Качественная эпистемология
и конструктивно-интерпретативная
методология
Согласно Ф. Гонсалесу Рею, разрабатываемая теория должна включать в себя три аспекта — онтологический (представления о природе исследуемого объекта), эпистемологический (общие принципы его исследования) и методологический (представления об исследовательских стратегиях и методах) [24]. Гонсалес Рей полагает, что позитивизм и критический реализм (в духе К. Поппера), на которые преимущественно ориентировалась и продолжает ориентироваться советская (российская) психология, не отвечают ею же разрабатываемым онтологическим представлениям. То, что, по мнению Гонсалеса Рея, должно быть теперь транспортировано в культурно-историческую психологию, — это качественная эпистемология с ее принципами интерпретативного познания, нацеленности на исследование смысловой структуры (и текстуры) переживания и опыта, обобщения посредством теоретизирования на материале небольшого числа случаев и др. [3].
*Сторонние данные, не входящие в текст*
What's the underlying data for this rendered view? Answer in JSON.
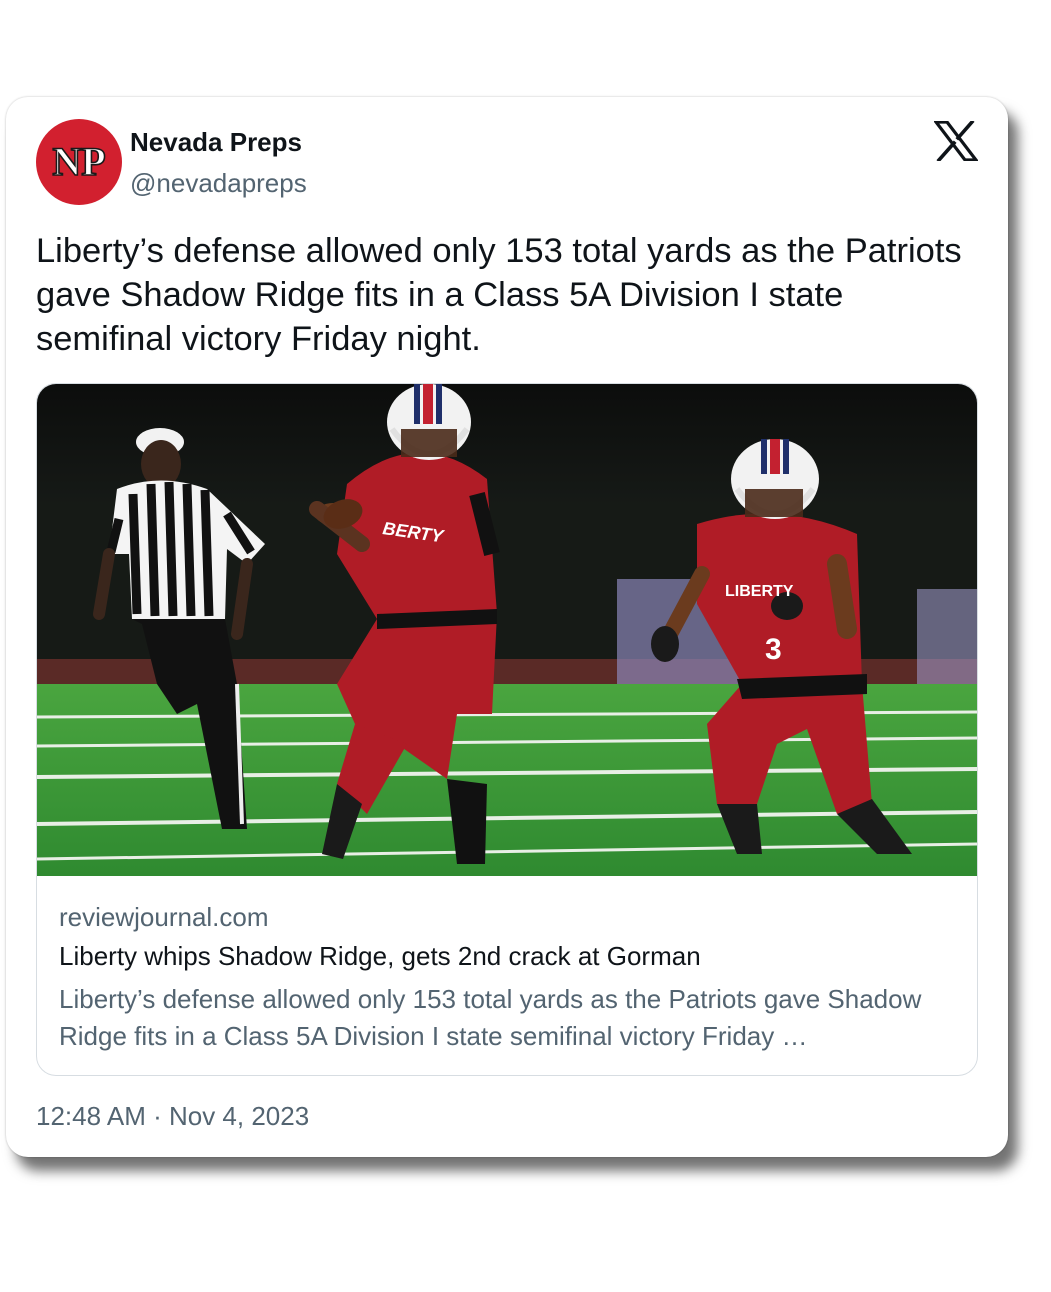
{
  "author": {
    "name": "Nevada Preps",
    "handle": "@nevadapreps",
    "avatar_text": "NP"
  },
  "tweet": {
    "text": "Liberty’s defense allowed only 153 total yards as the Patriots gave Shadow Ridge fits in a Class 5A Division I state semifinal victory Friday night."
  },
  "link_card": {
    "domain": "reviewjournal.com",
    "title": "Liberty whips Shadow Ridge, gets 2nd crack at Gorman",
    "description": "Liberty’s defense allowed only 153 total yards as the Patriots gave Shadow Ridge fits in a Class 5A Division I state semifinal victory Friday …",
    "image": {
      "jersey_text_1": "BERTY",
      "jersey_text_2": "LIBERTY",
      "jersey_number": "3"
    }
  },
  "timestamp": "12:48 AM · Nov 4, 2023",
  "colors": {
    "brand_red": "#d2202f",
    "text_primary": "#0f1419",
    "text_secondary": "#536471",
    "jersey_red": "#b01c26",
    "field_green": "#3f9a3a"
  },
  "icons": {
    "platform": "x-logo-icon"
  }
}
Предлагаемую им исследовательскую стратегию Ф. Гонсалес Рей называет конструктивно-интерпретативной методологией [24]. Он проводит различие между нею и теми типами методологий, которые получили приоритет в области современных качественных исследований — феноменологическим методом, психоаналитической интерпретацией, стратегиями и методами дискурс-анализа. Однако, на наш взгляд, его вариант исследовательской методологии, хотя и значительно отличается от сравниваемого с ним описательного феноменологического психологического метода А. Джорджи, тем не менее, очень близок другой — интерпретативной — традиции в феноменологии и, в частности, методу экзистенциальной герменевтической феноменологии [35].
Обозначим наиболее важные, на наш взгляд, положения конструктивно-интерпретативной методологии, на основе которой сегодня проводится множество исследований в бразильской школе культурно-исторической психологии [25; 27].
1. В свете представлений Ф. Гонсалеса Рея можно заключить, что смыслы и смысловые конфигурации никогда не появляются в готовом виде в языке, поведении, взаимодействии; они всегда представляют собой момент движения, становления, а потому к ним можно приблизиться лишь посредством собственного смыслового движения со стороны исследователя — непрямым путем, посредством конструирования интерпретаций.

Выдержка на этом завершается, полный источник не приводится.